We need to help new employees acclimate to people and processes, and this introduction increases tenfold when starting a job virtually.
“People leave managers not jobs” is an old phrase. I’ll widen the net a bit – people leave companies, not jobs. People unhappy at one company often take a similar job at a different company. They like being an accountant, auditor, marketing manager, they just didn’t like working for __________ (fill in the blank) at __________ (fill in the blank).
Here are six practices for helping new, virtual employees acclimate and feel at home quickly:
1. Focus on relationships first and workplace goals second.
I onboard all new employees – virtual or in-person – with a handful of Team Building and Manage People Candor Questions. My first meeting with employees has nothing to do with goals or objectives. Instead, we talk about working-style preferences and pet peeves. We get to know each other and build trust. As Stephen Covey said in his book the Seven Habits of Highly Effective People, “Deposit into the emotional bank account.” And as William Ury said in his book on negotiation, Getting to Yes, “Go slow to go fast.”
2. Make it safe and easy to ask questions.
Few people like to admit they don’t know something. I’d rather have my new employees pick up the phone or email me with a question than spend 60-minutes of frustration searching for an answer.
Ask, “What questions do you have” each time you meet and wait longer than you think you should for the answer. People always have questions.
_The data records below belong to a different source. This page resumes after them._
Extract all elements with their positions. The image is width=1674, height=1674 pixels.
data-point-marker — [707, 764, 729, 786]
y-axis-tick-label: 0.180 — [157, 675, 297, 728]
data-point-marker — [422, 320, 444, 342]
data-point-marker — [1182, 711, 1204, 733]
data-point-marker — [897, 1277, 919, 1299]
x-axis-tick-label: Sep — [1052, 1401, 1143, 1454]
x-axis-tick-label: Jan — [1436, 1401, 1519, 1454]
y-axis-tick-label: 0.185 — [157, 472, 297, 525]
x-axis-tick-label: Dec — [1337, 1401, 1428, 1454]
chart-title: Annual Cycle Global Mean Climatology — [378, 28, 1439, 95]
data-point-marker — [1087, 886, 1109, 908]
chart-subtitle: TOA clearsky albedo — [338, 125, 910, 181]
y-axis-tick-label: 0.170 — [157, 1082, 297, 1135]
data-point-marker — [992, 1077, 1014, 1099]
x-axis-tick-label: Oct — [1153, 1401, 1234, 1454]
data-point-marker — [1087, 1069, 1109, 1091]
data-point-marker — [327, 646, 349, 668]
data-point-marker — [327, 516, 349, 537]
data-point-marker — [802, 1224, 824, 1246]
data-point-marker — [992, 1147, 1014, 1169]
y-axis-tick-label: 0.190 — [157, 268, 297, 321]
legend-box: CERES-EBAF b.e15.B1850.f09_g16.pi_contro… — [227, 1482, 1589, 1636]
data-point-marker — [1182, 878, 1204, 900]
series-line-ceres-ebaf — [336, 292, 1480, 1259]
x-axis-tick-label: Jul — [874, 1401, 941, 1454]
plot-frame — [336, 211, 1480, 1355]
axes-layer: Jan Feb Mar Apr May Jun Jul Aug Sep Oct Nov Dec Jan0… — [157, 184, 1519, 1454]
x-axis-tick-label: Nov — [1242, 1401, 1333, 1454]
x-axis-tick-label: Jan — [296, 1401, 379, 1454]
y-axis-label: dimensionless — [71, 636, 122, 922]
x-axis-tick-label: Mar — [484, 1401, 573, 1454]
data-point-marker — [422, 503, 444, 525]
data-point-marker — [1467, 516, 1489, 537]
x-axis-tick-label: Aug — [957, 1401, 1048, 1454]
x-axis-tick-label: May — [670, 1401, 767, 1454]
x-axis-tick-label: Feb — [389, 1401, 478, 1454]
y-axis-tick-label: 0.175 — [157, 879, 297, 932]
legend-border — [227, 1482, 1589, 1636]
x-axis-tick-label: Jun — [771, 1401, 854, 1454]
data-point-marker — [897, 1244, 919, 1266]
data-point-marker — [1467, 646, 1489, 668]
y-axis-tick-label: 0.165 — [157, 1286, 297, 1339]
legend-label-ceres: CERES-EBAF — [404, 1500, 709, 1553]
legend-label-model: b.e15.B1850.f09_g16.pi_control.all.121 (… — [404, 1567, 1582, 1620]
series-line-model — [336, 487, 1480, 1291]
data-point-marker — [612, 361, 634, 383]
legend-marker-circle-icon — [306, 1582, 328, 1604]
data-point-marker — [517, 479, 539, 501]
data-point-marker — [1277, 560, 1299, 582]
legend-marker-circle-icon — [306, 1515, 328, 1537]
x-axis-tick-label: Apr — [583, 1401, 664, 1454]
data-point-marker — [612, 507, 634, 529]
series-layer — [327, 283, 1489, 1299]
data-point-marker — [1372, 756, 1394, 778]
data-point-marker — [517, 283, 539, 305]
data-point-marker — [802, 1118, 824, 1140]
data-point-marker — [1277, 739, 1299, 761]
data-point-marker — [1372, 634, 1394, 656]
Make room for them to ask.
3. Have multiple people train new employees.
Training a new employee develops the person doing the training and builds immediate relationships.
4. Set up a system for people to ‘interview’ others throughout the organization – a virtual meet and greet of sorts.
It’s crucial for new employees to understand what their colleagues do, too.
5. Have team meetings on video.
I know, I know, people are tired of video meetings. Make them short, sweet, and consistent.
6. Meet one-on-one weekly with new employees.
I suggest weekly meetings for at least the first six months, and protect the meeting time. If one-on-one’s with employees get cancelled, reschedule immediately. Cancelling meetings with direct reports without rescheduling sends the message that the direct report isn’t important.
Working with people virtually isn’t that different from working with people in person. Pick up the phone. Use video. Talk with people weekly. Ask questions. Wait for answers. Make sure new employees ‘meet’ and are exposed to a lot of people throughout the organization. People leave companies, not jobs.